Dws: dazi doganali possono favorire singoli settori, non intere economie

Dazi doganali tornano di moda?

I dazi doganali e altre misure protezionistiche sembrano essere tornate di moda, principalmente a seguito dell’azione dell’attuale governo Usa che ha minacciato di attivare una serie di nuove barriere alle importazioni. “Abbiamo già visto gli Stati Uniti introdurre i dazi sulle importazioni di acciaio e alluminio. Le società siderurgiche statunitensi ne stanno beneficiando e i prezzi azionari hanno reagito di conseguenza”, commentano gli analisti di Dws.

Effetto positivo a breve, più incerto a lungo

Anche per questo settore apparentemente favorito, “tuttavia, su un periodo di tempo più lungo, i mercati non si entusiasmano. Dalle elezioni presidenziali americane del 2016, questo settore ha registrato una performance praticamente in linea sia con il settore siderurgico mondiale sia con il mercato azionario statunitense, rappresentato dall’indice Russell 1000”, aggiungono però gli esperti.

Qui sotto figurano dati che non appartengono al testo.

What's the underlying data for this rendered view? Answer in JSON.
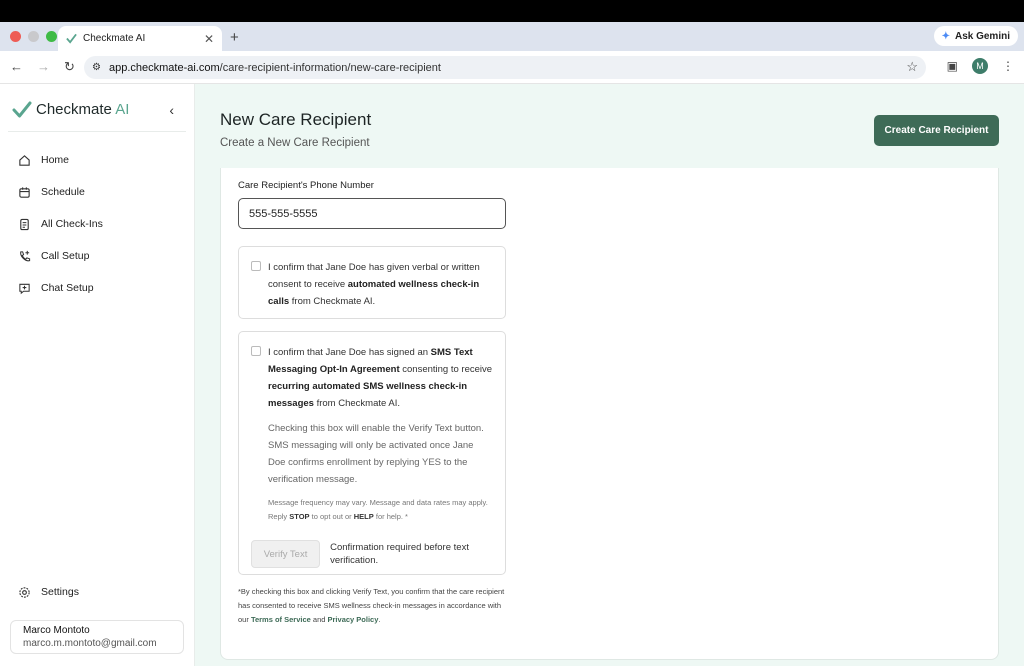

Dazi non proteggono intere economie

Per l’economia generale, notano poi gli uomini di Dws, la valutazione dei dazi doganali “è ancora meno favorevole”. In un’indagine peraltro limitata, condotta dalla Federal Reserve Bank di Chicago, oltre il 70% degli intervistati si aspetta che i dazi abbiano un impatto da leggermente a molto negativo sull’economia statunitense, mentre solo il 13% valuta i dazi positivamente.

Probabile impatto su rendimenti di portafoglio

Secondo gli analisti “Corporate America ha ragione a preoccuparsi”, tanto più che, come evidenziato in un recente studio sempre di Dws, il commercio internazionale pur non essendo un gioco a somma zero, come regola generale beneficia tutti i paesi coinvolti. Per questo il fatto che il libero scambio sia sotto attacco causerà probabilmente un impatto, diretto o in diretto, sui rendimenti di portafoglio per gli anni a venire.